Overwegingen
1. In artikel 6:2, aanhef en onder b, van de Awb is bepaald dat het niet tijdig nemen van een besluit met een besluit wordt gelijk gesteld. Daartegen kan beroep worden ingesteld bij de rechtbank. In artikel 6:12, tweede lid, van de Awb is bepaald dat het beroepschrift kan worden ingediend zodra het bestuursorgaan in gebreke is om op tijd een besluit te nemen en twee weken zijn verstreken nadat een schriftelijke ingebrekestelling door het bestuursorgaan is ontvangen.
2. Bij afzonderlijke besluiten van 9 december 2020 (de primaire besluiten) heeft verweerder de aanvragen van [Naam 5], referente, tot afgifte van een machtiging tot voorlopig verblijf (mvv) aan eisers afgewezen. Zij hebben op 22 december 2020 bezwaar gemaakt.
3. In dit geval is de termijn voor het nemen van een beslissing op het bezwaar op grond van artikel 76, eerste lid, van de Vreemdelingenwet 2000 (Vw) negentien weken, gerekend vanaf de dag na die waarop de termijn voor het indienen van een bezwaarschrift is verstreken. Het primaire besluit dateert van 9 december 2020 en de termijn voor het indienen van een bezwaarschrift bedraagt op grond van artikel 69, eerste lid, van de Vw vier weken. De beslistermijn is conform artikel 7:10, tweede lid, van de Awb op 29 januari 2021 opgeschort doordat verweerder eisers in de gelegenheid heeft gesteld om nog gronden van bezwaar in te dienen. Op 11 februari 2021 zijn bezwaargronden ingediend en is de beslistermijn verder gaan lopen.
4. Uit het voorgaande volgt dat verweerder uiterlijk op 2 juni 2021 een besluit had moeten nemen op het bezwaar van eisers.
5. De rechtbank stelt vast dat de beslistermijn is verstreken. Op 30 september 2021 hebben eisers verweerder rechtsgeldig in gebreke gesteld. Vervolgens zijn meer dan twee weken verstreken voordat eisers op 9 maart 2022 beroep hebben ingesteld. De beroepen zijn kennelijk gegrond.
6. Op grond van artikel 8:55d, eerste lid, van de Awb bepaalt de rechtbank dat, als het beroep gegrond is en nog geen besluit bekendgemaakt is, het bestuursorgaan binnen twee weken na de dag waarop de uitspraak wordt verzonden alsnog een besluit bekendmaakt. In bijzondere gevallen of indien naleving van een wettelijk voorschrift daartoe noopt, kan de rechtbank op grond van het derde lid een andere termijn stellen of een andere voorziening treffen.
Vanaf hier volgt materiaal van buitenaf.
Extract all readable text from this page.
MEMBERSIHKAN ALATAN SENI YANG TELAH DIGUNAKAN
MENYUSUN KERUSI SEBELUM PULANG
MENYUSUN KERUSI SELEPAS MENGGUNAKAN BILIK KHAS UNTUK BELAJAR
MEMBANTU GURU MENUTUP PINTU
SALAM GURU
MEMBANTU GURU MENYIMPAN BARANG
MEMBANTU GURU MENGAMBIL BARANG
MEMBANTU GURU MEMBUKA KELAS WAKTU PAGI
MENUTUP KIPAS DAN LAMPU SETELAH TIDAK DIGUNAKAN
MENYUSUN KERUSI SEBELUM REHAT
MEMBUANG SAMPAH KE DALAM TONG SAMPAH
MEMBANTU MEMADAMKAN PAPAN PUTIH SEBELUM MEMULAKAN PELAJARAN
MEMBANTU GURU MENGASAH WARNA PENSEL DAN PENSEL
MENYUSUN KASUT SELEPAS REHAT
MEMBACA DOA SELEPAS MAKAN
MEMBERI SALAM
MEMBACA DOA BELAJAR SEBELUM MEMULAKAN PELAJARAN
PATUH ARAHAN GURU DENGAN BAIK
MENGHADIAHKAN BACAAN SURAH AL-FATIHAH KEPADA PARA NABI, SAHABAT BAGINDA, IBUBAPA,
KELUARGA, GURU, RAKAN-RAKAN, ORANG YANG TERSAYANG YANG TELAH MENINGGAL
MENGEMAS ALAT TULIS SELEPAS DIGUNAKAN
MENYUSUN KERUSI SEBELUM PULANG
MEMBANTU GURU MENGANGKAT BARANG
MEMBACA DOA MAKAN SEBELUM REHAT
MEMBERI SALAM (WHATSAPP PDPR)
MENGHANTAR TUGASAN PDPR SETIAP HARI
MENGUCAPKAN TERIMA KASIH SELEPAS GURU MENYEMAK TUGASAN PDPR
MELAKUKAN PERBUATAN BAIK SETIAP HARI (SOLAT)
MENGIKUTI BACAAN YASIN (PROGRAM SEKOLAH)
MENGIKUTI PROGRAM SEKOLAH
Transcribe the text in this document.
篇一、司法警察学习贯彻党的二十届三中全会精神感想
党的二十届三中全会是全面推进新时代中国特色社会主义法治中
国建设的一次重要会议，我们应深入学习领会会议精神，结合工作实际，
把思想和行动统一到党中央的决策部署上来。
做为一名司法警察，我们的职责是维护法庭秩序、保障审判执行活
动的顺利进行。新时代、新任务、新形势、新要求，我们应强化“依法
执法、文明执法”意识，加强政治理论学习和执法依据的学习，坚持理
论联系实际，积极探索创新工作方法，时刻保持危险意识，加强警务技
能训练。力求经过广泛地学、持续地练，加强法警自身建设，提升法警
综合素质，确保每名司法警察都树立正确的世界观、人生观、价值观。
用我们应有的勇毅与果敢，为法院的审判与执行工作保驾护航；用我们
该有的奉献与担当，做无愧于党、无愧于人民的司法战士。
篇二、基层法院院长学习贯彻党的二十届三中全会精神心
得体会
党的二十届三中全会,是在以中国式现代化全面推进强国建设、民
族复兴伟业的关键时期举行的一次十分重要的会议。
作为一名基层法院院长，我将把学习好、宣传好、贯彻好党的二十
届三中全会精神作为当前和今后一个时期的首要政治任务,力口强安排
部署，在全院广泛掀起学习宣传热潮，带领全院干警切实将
7. Verweerder heeft zich in het verweerschrift van 5 april 2022 op het standpunt gesteld dat een gehoor met eiseres [Naam 1] noodzakelijk is. In een aanvullend schrijven van 15 juni 2022 verklaart verweerder dat het gehoor met [Naam 1] inmiddels op 18 mei 2022 heeft plaatsgevonden. Naar aanleiding van dit gehoor heeft verweerder bij brief van 14 juni 2022 kenbaar gemaakt dat er aanvullende informatie nodig is. Eisers is verzocht om binnen vier weken de gevraagde informatie toe te zenden. Afhankelijk van de toegezonden informatie, zullen de vervolgstappen worden bepaald. Gelet hierop kan op dit moment niet worden aangegeven binnen welke termijn er kan worden beslist, aldus verweerder.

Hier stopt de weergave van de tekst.